Il vino cotto dà una nota aromatica profonda e leggermente dolciastra, che bilancia la croccantezza della sfoglia fritta. Il miele non è zucchero semplice, ma una dolcezza rotonda, quasi caramellata. Tradizionalmente si servono a temperatura ambiente dopo averle lasciate riposare almeno un'ora dalla fritura, in modo che il miele sia ben incorporato nella sfoglia. Abbinamento classico è con un passito dolce o un moscato, ma molti le consumano semplicemente con un caffè al mattino.

Benessere

L'errore da non fare

Non friggere l'olio a temperature troppo basse, altrimenti le cartellate assorbono troppo grasso e diventano ungherose anziché croccanti. Neanche friggere a temperatura troppo alta brucia la superficie senza cuocere bene l'interno. Il termometro è il miglior alleato: 175-180 °C è la giusta via di mezzo.
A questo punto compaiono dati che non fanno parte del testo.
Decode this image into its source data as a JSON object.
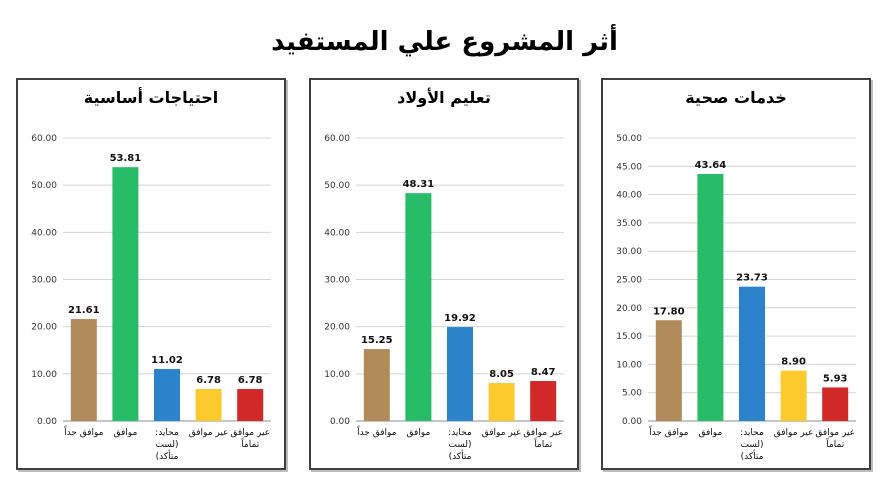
{
  "title": "أثر المشروع علي المستفيد",
  "chart_data": [
    {
      "type": "bar",
      "title": "احتياجات أساسية",
      "categories": [
        "موافق جداً",
        "موافق",
        "محايد: (لست متأكد)",
        "عير موافق",
        "عير موافق تماماً"
      ],
      "category_lines": [
        [
          "موافق جداً"
        ],
        [
          "موافق"
        ],
        [
          "محايد:",
          "(لست",
          "متأكد)"
        ],
        [
          "عير موافق"
        ],
        [
          "عير موافق",
          "تماماً"
        ]
      ],
      "values": [
        21.61,
        53.81,
        11.02,
        6.78,
        6.78
      ],
      "value_labels": [
        "21.61",
        "53.81",
        "11.02",
        "6.78",
        "6.78"
      ],
      "colors": [
        "#b08a59",
        "#27bd68",
        "#2b83cc",
        "#fcca2c",
        "#d12828"
      ],
      "ylim": [
        0,
        60
      ],
      "yticks": [
        "0.00",
        "10.00",
        "20.00",
        "30.00",
        "40.00",
        "50.00",
        "60.00"
      ],
      "grid": true,
      "xlabel": "",
      "ylabel": ""
    },
    {
      "type": "bar",
      "title": "تعليم الأولاد",
      "categories": [
        "موافق جداً",
        "موافق",
        "محايد: (لست متأكد)",
        "عير موافق",
        "عير موافق تماماً"
      ],
      "category_lines": [
        [
          "موافق جداً"
        ],
        [
          "موافق"
        ],
        [
          "محايد:",
          "(لست",
          "متأكد)"
        ],
        [
          "عير موافق"
        ],
        [
          "عير موافق",
          "تماماً"
        ]
      ],
      "values": [
        15.25,
        48.31,
        19.92,
        8.05,
        8.47
      ],
      "value_labels": [
        "15.25",
        "48.31",
        "19.92",
        "8.05",
        "8.47"
      ],
      "colors": [
        "#b08a59",
        "#27bd68",
        "#2b83cc",
        "#fcca2c",
        "#d12828"
      ],
      "ylim": [
        0,
        60
      ],
      "yticks": [
        "0.00",
        "10.00",
        "20.00",
        "30.00",
        "40.00",
        "50.00",
        "60.00"
      ],
      "grid": true,
      "xlabel": "",
      "ylabel": ""
    },
    {
      "type": "bar",
      "title": "خدمات صحية",
      "categories": [
        "موافق جداً",
        "موافق",
        "محايد: (لست متأكد)",
        "عير موافق",
        "عير موافق تماماً"
      ],
      "category_lines": [
        [
          "موافق جداً"
        ],
        [
          "موافق"
        ],
        [
          "محايد:",
          "(لست",
          "متأكد)"
        ],
        [
          "عير موافق"
        ],
        [
          "عير موافق",
          "تماماً"
        ]
      ],
      "values": [
        17.8,
        43.64,
        23.73,
        8.9,
        5.93
      ],
      "value_labels": [
        "17.80",
        "43.64",
        "23.73",
        "8.90",
        "5.93"
      ],
      "colors": [
        "#b08a59",
        "#27bd68",
        "#2b83cc",
        "#fcca2c",
        "#d12828"
      ],
      "ylim": [
        0,
        50
      ],
      "yticks": [
        "0.00",
        "5.00",
        "10.00",
        "15.00",
        "20.00",
        "25.00",
        "30.00",
        "35.00",
        "40.00",
        "45.00",
        "50.00"
      ],
      "grid": true,
      "xlabel": "",
      "ylabel": ""
    }
  ]
}
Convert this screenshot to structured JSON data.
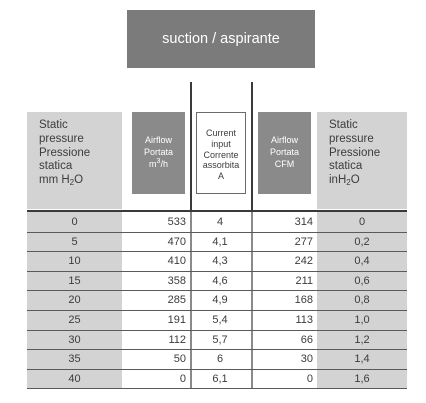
{
  "title": "suction / aspirante",
  "headers": {
    "static_pressure_mm": [
      "Static",
      "pressure",
      "Pressione",
      "statica"
    ],
    "static_pressure_mm_unit": {
      "base": "mm H",
      "sub": "2",
      "tail": "O"
    },
    "airflow_m3h": [
      "Airflow",
      "Portata"
    ],
    "airflow_m3h_unit": {
      "base": "m",
      "sup": "3",
      "tail": "/h"
    },
    "current": [
      "Current",
      "input",
      "Corrente",
      "assorbita",
      "A"
    ],
    "airflow_cfm": [
      "Airflow",
      "Portata",
      "CFM"
    ],
    "static_pressure_in": [
      "Static",
      "pressure",
      "Pressione",
      "statica"
    ],
    "static_pressure_in_unit": {
      "base": "inH",
      "sub": "2",
      "tail": "O"
    }
  },
  "rows": [
    [
      "0",
      "533",
      "4",
      "314",
      "0"
    ],
    [
      "5",
      "470",
      "4,1",
      "277",
      "0,2"
    ],
    [
      "10",
      "410",
      "4,3",
      "242",
      "0,4"
    ],
    [
      "15",
      "358",
      "4,6",
      "211",
      "0,6"
    ],
    [
      "20",
      "285",
      "4,9",
      "168",
      "0,8"
    ],
    [
      "25",
      "191",
      "5,4",
      "113",
      "1,0"
    ],
    [
      "30",
      "112",
      "5,7",
      "66",
      "1,2"
    ],
    [
      "35",
      "50",
      "6",
      "30",
      "1,4"
    ],
    [
      "40",
      "0",
      "6,1",
      "0",
      "1,6"
    ]
  ]
}
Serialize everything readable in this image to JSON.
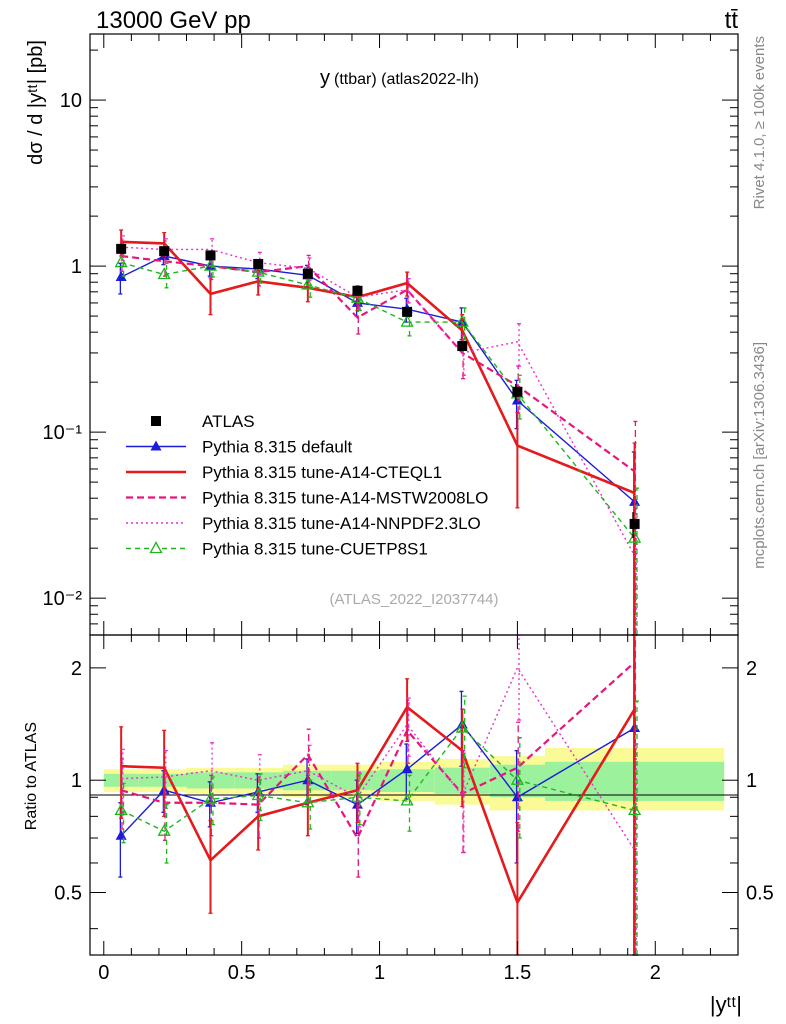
{
  "header": {
    "energy_label": "13000 GeV pp",
    "process_label": "tt̄"
  },
  "side_labels": {
    "rivet": "Rivet 4.1.0, ≥ 100k events",
    "mcplots": "mcplots.cern.ch [arXiv:1306.3436]"
  },
  "chart_data": [
    {
      "type": "line",
      "panel": "main",
      "title": "y(ttbar) (atlas2022-lh)",
      "title_main": "y",
      "title_sub": "(ttbar) (atlas2022-lh)",
      "watermark": "(ATLAS_2022_I2037744)",
      "ylabel": "dσ / d |yᵗᵗ| [pb]",
      "yscale": "log",
      "ylim": [
        0.006,
        25
      ],
      "xlim": [
        -0.05,
        2.3
      ],
      "y_ticks": [
        {
          "value": 10,
          "label": "10"
        },
        {
          "value": 1,
          "label": "1"
        },
        {
          "value": 0.1,
          "label": "10⁻¹"
        },
        {
          "value": 0.01,
          "label": "10⁻²"
        }
      ],
      "x": [
        0.063,
        0.219,
        0.387,
        0.56,
        0.74,
        0.92,
        1.1,
        1.3,
        1.5,
        1.925
      ],
      "bin_edges": [
        0,
        0.125,
        0.3,
        0.475,
        0.65,
        0.825,
        1.0,
        1.2,
        1.4,
        1.6,
        2.25
      ],
      "series": [
        {
          "name": "ATLAS",
          "style": "data",
          "color": "#000000",
          "values": [
            1.27,
            1.23,
            1.16,
            1.03,
            0.9,
            0.71,
            0.53,
            0.33,
            0.175,
            0.028
          ],
          "err_lo": [
            0.05,
            0.05,
            0.05,
            0.04,
            0.04,
            0.03,
            0.03,
            0.02,
            0.02,
            0.005
          ],
          "err_hi": [
            0.05,
            0.05,
            0.05,
            0.04,
            0.04,
            0.03,
            0.03,
            0.02,
            0.02,
            0.005
          ]
        },
        {
          "name": "Pythia 8.315 default",
          "style": "solid",
          "marker": "triangle-filled",
          "color": "#1c1cd8",
          "values": [
            0.86,
            1.15,
            1.0,
            0.96,
            0.88,
            0.6,
            0.55,
            0.46,
            0.155,
            0.038
          ],
          "err_lo": [
            0.18,
            0.13,
            0.13,
            0.12,
            0.13,
            0.1,
            0.09,
            0.1,
            0.05,
            0.038
          ],
          "err_hi": [
            0.18,
            0.13,
            0.13,
            0.12,
            0.13,
            0.1,
            0.09,
            0.1,
            0.05,
            0.038
          ]
        },
        {
          "name": "Pythia 8.315 tune-A14-CTEQL1",
          "style": "solid-thick",
          "color": "#e41a1c",
          "values": [
            1.4,
            1.37,
            0.68,
            0.81,
            0.74,
            0.65,
            0.79,
            0.41,
            0.083,
            0.043
          ],
          "err_lo": [
            0.25,
            0.22,
            0.17,
            0.14,
            0.13,
            0.11,
            0.13,
            0.1,
            0.048,
            0.043
          ],
          "err_hi": [
            0.25,
            0.22,
            0.17,
            0.14,
            0.13,
            0.11,
            0.13,
            0.1,
            0.048,
            0.043
          ]
        },
        {
          "name": "Pythia 8.315 tune-A14-MSTW2008LO",
          "style": "dashed",
          "color": "#e8157a",
          "values": [
            1.15,
            1.07,
            1.0,
            0.92,
            1.0,
            0.49,
            0.72,
            0.3,
            0.19,
            0.058
          ],
          "err_lo": [
            0.22,
            0.2,
            0.17,
            0.16,
            0.16,
            0.1,
            0.12,
            0.09,
            0.06,
            0.058
          ],
          "err_hi": [
            0.22,
            0.2,
            0.17,
            0.16,
            0.16,
            0.1,
            0.12,
            0.09,
            0.06,
            0.058
          ]
        },
        {
          "name": "Pythia 8.315 tune-A14-NNPDF2.3LO",
          "style": "dotted",
          "color": "#e82fd0",
          "values": [
            1.3,
            1.26,
            1.26,
            1.05,
            0.97,
            0.65,
            0.72,
            0.3,
            0.35,
            0.018
          ],
          "err_lo": [
            0.22,
            0.2,
            0.2,
            0.16,
            0.15,
            0.1,
            0.12,
            0.08,
            0.1,
            0.018
          ],
          "err_hi": [
            0.22,
            0.2,
            0.2,
            0.16,
            0.15,
            0.1,
            0.12,
            0.08,
            0.1,
            0.018
          ]
        },
        {
          "name": "Pythia 8.315 tune-CUETP8S1",
          "style": "dashed-small",
          "marker": "triangle-open",
          "color": "#1fb51f",
          "values": [
            1.05,
            0.89,
            1.0,
            0.92,
            0.77,
            0.64,
            0.46,
            0.46,
            0.17,
            0.023
          ],
          "err_lo": [
            0.18,
            0.15,
            0.14,
            0.13,
            0.12,
            0.1,
            0.08,
            0.1,
            0.05,
            0.023
          ],
          "err_hi": [
            0.18,
            0.15,
            0.14,
            0.13,
            0.12,
            0.1,
            0.08,
            0.1,
            0.05,
            0.023
          ]
        }
      ],
      "legend_position": "lower-left"
    },
    {
      "type": "line",
      "panel": "ratio",
      "ylabel": "Ratio to ATLAS",
      "xlabel": "|yᵗᵗ|",
      "yscale": "log",
      "ylim": [
        0.34,
        2.45
      ],
      "xlim": [
        -0.05,
        2.3
      ],
      "y_ticks": [
        {
          "value": 2,
          "label": "2"
        },
        {
          "value": 1,
          "label": "1"
        },
        {
          "value": 0.5,
          "label": "0.5"
        }
      ],
      "x_ticks": [
        {
          "value": 0,
          "label": "0"
        },
        {
          "value": 0.5,
          "label": "0.5"
        },
        {
          "value": 1,
          "label": "1"
        },
        {
          "value": 1.5,
          "label": "1.5"
        },
        {
          "value": 2,
          "label": "2"
        }
      ],
      "uncertainty_band": {
        "inner_color": "#9cf29c",
        "outer_color": "#fafa96",
        "inner_lo": [
          0.96,
          0.96,
          0.95,
          0.95,
          0.94,
          0.94,
          0.93,
          0.92,
          0.9,
          0.88
        ],
        "inner_hi": [
          1.04,
          1.04,
          1.05,
          1.05,
          1.06,
          1.06,
          1.07,
          1.08,
          1.1,
          1.12
        ],
        "outer_lo": [
          0.93,
          0.93,
          0.92,
          0.92,
          0.9,
          0.9,
          0.88,
          0.86,
          0.83,
          0.83
        ],
        "outer_hi": [
          1.07,
          1.07,
          1.08,
          1.08,
          1.1,
          1.1,
          1.12,
          1.14,
          1.16,
          1.22
        ]
      },
      "x": [
        0.063,
        0.219,
        0.387,
        0.56,
        0.74,
        0.92,
        1.1,
        1.3,
        1.5,
        1.925
      ],
      "series": [
        {
          "name": "Pythia 8.315 default",
          "style": "solid",
          "marker": "triangle-filled",
          "color": "#1c1cd8",
          "values": [
            0.71,
            0.94,
            0.87,
            0.93,
            1.0,
            0.86,
            1.07,
            1.41,
            0.9,
            1.38
          ],
          "err_lo": [
            0.16,
            0.12,
            0.12,
            0.11,
            0.14,
            0.14,
            0.18,
            0.32,
            0.3,
            1.3
          ],
          "err_hi": [
            0.16,
            0.12,
            0.12,
            0.11,
            0.14,
            0.14,
            0.18,
            0.32,
            0.3,
            1.3
          ]
        },
        {
          "name": "Pythia 8.315 tune-A14-CTEQL1",
          "style": "solid-thick",
          "color": "#e41a1c",
          "values": [
            1.09,
            1.08,
            0.61,
            0.8,
            0.87,
            0.94,
            1.57,
            1.2,
            0.47,
            1.55
          ],
          "err_lo": [
            0.3,
            0.28,
            0.17,
            0.15,
            0.16,
            0.17,
            0.3,
            0.35,
            0.3,
            1.4
          ],
          "err_hi": [
            0.3,
            0.28,
            0.17,
            0.15,
            0.16,
            0.17,
            0.3,
            0.35,
            0.3,
            1.4
          ]
        },
        {
          "name": "Pythia 8.315 tune-A14-MSTW2008LO",
          "style": "dashed",
          "color": "#e8157a",
          "values": [
            0.94,
            0.87,
            0.87,
            0.86,
            1.17,
            0.7,
            1.36,
            0.92,
            1.08,
            2.07
          ],
          "err_lo": [
            0.2,
            0.18,
            0.16,
            0.16,
            0.2,
            0.15,
            0.25,
            0.28,
            0.35,
            1.9
          ],
          "err_hi": [
            0.2,
            0.18,
            0.16,
            0.16,
            0.2,
            0.15,
            0.25,
            0.28,
            0.35,
            1.9
          ]
        },
        {
          "name": "Pythia 8.315 tune-A14-NNPDF2.3LO",
          "style": "dotted",
          "color": "#e82fd0",
          "values": [
            1.01,
            1.02,
            1.06,
            1.0,
            1.06,
            0.9,
            1.41,
            0.91,
            2.0,
            0.65
          ],
          "err_lo": [
            0.2,
            0.18,
            0.2,
            0.17,
            0.18,
            0.15,
            0.25,
            0.27,
            0.55,
            0.6
          ],
          "err_hi": [
            0.2,
            0.18,
            0.2,
            0.17,
            0.18,
            0.15,
            0.25,
            0.27,
            0.55,
            0.6
          ]
        },
        {
          "name": "Pythia 8.315 tune-CUETP8S1",
          "style": "dashed-small",
          "marker": "triangle-open",
          "color": "#1fb51f",
          "values": [
            0.83,
            0.73,
            0.89,
            0.91,
            0.87,
            0.9,
            0.88,
            1.38,
            1.0,
            0.83
          ],
          "err_lo": [
            0.15,
            0.13,
            0.13,
            0.13,
            0.13,
            0.14,
            0.15,
            0.3,
            0.3,
            0.8
          ],
          "err_hi": [
            0.15,
            0.13,
            0.13,
            0.13,
            0.13,
            0.14,
            0.15,
            0.3,
            0.3,
            0.8
          ]
        }
      ]
    }
  ]
}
Evita inoltre di immergere le cartellate nel miele freddo o appena tiepido, perché il contrasto di temperatura le fa irrigidire troppo velocemente invece che assorbirlo uniformemente.

I nostri consigli

Quando prepararla

Le cartellate sono tipiche della stagione autunnale e invernale, quando il vino cotto è facilmente reperibile e le preparazioni di dolci di conserva vengono riscoperte. Tradizionalmente si preparano per il periodo natalizio e di fine anno, ma nulla vieta di farle in qualsiasi occasione feriale di settembre fino a marzo. Se l'inverno non è troppo umido, la croccantezza si mantiene più a lungo.